Have you calculated the Z-Score for high and low values of each data set and make sure the score falls in between -2 and 2?
Thanks for the feedback, but the short answer is I don’t care about the distribution or skewness of the data because I took the conservative approach and used the average of the 20 lowest
priced cars. That accomplishes several things. It helps to eliminate the high end outliers (like cars with only 500 miles or with a moonroof) since there is an inverse correlation between miles/features and price (remember I’m trying to keep it apples-to-apples and look at the base, high volume trim – your method might include more loaded cars). But more importantly it’s really striving to determine the worst case scenario. “What’s the least I can expect to get for my car?” There may be several lightly used Focuses out there listed for $18,000 which may have been captured by your method, but I don’t want to give anyone the impression they can expect to get $18,000 for theirs when there are also several listed for $14,000. In that way my simple method was the most conservative.

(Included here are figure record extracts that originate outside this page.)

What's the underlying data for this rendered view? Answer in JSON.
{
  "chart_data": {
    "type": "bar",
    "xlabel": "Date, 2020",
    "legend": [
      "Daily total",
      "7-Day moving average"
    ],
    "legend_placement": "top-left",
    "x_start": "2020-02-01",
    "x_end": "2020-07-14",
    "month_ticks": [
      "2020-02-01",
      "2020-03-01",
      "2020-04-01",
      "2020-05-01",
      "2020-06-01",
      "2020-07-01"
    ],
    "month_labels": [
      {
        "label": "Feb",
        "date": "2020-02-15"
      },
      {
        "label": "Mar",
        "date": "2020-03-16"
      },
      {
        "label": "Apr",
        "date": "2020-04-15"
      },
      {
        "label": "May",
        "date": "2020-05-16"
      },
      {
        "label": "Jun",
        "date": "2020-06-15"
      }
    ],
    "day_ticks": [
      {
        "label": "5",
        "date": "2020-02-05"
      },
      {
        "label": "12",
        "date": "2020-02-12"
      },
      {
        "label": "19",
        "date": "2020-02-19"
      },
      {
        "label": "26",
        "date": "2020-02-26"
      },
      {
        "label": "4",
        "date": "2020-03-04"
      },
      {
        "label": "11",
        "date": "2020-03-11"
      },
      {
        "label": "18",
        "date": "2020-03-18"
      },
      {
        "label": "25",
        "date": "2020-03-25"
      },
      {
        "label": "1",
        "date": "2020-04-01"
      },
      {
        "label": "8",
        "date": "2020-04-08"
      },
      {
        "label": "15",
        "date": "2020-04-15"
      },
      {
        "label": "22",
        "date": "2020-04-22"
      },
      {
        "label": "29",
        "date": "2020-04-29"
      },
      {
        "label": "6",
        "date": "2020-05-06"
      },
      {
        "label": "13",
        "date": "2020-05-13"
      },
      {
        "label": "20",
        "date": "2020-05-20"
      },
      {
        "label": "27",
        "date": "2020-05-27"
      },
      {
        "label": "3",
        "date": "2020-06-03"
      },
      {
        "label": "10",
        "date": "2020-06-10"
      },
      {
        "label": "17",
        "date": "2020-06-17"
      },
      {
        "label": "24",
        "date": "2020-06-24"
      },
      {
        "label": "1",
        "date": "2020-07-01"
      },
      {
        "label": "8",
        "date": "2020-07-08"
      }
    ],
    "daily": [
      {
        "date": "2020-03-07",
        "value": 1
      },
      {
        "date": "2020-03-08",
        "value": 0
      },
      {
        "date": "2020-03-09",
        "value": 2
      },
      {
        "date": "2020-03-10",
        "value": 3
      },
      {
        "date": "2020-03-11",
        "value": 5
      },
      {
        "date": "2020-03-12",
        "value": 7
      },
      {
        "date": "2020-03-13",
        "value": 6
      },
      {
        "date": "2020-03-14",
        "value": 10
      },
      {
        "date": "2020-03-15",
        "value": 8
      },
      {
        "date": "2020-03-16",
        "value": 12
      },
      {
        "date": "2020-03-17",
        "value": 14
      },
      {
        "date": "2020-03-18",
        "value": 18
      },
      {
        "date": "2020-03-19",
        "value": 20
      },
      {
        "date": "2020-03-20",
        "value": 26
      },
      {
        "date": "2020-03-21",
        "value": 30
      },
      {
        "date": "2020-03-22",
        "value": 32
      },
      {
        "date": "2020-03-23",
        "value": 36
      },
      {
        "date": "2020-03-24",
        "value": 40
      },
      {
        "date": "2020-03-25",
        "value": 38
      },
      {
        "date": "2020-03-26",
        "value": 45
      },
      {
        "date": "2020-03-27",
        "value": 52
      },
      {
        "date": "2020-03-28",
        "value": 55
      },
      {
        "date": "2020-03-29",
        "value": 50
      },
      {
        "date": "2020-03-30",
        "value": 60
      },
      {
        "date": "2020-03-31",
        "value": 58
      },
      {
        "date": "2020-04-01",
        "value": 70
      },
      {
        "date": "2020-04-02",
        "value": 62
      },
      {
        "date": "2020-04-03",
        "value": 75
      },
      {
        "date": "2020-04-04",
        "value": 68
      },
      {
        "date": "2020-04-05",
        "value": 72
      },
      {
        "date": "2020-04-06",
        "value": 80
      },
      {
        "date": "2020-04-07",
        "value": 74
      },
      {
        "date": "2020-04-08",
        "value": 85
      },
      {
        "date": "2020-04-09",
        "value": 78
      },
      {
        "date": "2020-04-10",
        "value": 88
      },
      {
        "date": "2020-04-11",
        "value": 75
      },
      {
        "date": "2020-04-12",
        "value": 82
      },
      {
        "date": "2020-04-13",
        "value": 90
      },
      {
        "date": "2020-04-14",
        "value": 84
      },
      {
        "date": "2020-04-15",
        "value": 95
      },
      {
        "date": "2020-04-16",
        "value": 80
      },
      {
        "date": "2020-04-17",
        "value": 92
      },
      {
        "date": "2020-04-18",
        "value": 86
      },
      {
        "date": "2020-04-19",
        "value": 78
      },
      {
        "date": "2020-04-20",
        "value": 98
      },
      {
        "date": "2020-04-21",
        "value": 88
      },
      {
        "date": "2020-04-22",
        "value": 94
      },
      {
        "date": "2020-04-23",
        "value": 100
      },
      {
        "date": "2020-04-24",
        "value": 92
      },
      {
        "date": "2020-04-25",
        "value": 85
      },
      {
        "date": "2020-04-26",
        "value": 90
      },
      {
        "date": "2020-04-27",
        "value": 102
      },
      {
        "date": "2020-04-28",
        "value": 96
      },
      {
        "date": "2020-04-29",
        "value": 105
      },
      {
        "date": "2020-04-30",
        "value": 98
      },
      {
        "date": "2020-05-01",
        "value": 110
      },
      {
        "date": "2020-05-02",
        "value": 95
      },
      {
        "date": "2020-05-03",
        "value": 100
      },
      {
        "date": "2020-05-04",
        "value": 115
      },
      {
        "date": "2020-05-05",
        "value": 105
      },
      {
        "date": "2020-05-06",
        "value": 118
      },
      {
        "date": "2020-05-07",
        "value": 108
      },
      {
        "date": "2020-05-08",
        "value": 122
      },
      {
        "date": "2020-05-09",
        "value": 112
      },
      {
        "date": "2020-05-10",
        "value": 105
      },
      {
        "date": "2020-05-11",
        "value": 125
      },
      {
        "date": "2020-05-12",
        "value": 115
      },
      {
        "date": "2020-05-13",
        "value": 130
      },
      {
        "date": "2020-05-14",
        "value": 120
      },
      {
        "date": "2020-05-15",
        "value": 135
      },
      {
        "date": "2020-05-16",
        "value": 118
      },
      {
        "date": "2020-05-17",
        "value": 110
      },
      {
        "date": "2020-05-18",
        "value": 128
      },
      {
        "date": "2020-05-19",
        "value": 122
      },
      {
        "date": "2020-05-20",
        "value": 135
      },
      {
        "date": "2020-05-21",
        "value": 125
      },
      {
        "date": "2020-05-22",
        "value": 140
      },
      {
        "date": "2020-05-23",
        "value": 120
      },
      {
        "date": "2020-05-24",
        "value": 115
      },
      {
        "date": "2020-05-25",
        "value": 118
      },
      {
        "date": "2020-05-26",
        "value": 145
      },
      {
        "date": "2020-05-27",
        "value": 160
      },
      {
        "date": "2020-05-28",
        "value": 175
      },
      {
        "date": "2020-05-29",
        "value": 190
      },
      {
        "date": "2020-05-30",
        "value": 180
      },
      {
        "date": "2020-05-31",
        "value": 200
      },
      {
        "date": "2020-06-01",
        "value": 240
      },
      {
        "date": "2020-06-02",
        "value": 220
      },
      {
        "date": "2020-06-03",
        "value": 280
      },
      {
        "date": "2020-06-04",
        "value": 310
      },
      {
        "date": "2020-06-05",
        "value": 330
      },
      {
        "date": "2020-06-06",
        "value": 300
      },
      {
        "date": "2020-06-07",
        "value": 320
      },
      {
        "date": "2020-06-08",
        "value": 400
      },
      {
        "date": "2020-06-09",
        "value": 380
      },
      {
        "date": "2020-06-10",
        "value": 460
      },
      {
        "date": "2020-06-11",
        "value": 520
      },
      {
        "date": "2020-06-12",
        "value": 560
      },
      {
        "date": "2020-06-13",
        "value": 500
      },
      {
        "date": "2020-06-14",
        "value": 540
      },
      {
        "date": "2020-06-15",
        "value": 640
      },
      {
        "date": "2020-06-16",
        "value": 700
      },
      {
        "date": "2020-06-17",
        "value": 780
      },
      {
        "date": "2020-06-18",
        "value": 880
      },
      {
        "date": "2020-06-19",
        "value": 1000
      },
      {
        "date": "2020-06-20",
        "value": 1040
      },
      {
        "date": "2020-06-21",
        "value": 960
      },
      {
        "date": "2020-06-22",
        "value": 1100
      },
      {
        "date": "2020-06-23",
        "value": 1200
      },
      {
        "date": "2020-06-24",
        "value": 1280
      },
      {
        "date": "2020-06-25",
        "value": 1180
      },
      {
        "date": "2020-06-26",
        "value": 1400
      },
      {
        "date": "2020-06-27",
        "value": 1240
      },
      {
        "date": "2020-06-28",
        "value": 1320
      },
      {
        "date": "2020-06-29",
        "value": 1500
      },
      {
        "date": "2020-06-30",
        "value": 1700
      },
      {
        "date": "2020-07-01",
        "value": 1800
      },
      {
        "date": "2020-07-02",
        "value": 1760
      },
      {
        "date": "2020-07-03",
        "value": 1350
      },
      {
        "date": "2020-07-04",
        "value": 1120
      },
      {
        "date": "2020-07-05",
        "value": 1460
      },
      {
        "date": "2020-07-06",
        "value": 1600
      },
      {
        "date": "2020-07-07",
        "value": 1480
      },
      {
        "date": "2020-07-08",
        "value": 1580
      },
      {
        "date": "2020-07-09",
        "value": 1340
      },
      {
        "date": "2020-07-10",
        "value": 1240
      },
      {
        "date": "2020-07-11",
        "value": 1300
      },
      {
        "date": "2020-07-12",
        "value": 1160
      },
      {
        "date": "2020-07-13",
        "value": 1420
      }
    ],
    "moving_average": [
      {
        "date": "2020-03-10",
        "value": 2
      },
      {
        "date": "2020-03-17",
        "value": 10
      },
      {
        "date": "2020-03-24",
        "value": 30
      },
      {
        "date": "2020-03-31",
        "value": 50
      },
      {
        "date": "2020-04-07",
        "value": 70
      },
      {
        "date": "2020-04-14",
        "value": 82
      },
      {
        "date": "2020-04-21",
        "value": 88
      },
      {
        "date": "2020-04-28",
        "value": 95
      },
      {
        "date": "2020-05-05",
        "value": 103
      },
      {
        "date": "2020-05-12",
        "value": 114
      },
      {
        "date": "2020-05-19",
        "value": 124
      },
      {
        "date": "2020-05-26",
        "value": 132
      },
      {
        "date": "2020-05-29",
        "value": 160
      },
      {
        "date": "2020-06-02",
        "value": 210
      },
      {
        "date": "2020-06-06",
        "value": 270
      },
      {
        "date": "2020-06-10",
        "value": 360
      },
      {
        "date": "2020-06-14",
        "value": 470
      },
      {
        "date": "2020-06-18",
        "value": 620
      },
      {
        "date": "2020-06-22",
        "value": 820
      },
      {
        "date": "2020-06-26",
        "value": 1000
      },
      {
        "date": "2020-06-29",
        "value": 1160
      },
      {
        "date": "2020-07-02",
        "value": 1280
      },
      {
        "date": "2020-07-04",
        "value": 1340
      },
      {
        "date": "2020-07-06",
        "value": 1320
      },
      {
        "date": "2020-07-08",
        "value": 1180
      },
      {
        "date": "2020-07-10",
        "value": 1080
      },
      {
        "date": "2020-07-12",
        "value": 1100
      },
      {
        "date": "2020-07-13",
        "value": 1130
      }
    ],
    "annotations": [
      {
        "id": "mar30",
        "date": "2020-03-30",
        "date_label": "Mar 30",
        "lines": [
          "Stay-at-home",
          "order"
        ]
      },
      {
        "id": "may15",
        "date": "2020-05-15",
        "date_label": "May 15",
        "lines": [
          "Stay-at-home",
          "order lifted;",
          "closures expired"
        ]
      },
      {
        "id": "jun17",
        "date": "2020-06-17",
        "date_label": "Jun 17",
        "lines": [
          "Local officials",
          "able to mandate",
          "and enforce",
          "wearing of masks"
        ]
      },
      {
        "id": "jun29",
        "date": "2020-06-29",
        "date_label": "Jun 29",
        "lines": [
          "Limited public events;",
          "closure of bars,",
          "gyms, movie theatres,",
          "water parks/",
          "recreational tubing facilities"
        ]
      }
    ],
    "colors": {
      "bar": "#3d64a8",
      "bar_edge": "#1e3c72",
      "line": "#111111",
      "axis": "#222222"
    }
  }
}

As far as outliers, I limited the mileage of vehicles included in the results to 30,000 so that eliminates any unusually high-mileage vehicles. Also, if the first lowest priced vehicle was more than say $500 less than the next few, I ignored it. And if there were 5 listed by the same dealer for the exact same price, I generally only included one of those to reduce the effect of that one seller on the results.
Your more traditional methods, in my humble opinion (as an engineer and MBA) would not have increased the accuracy of the results enough to justify the extra work. That’s a basic cost-benefit analysis.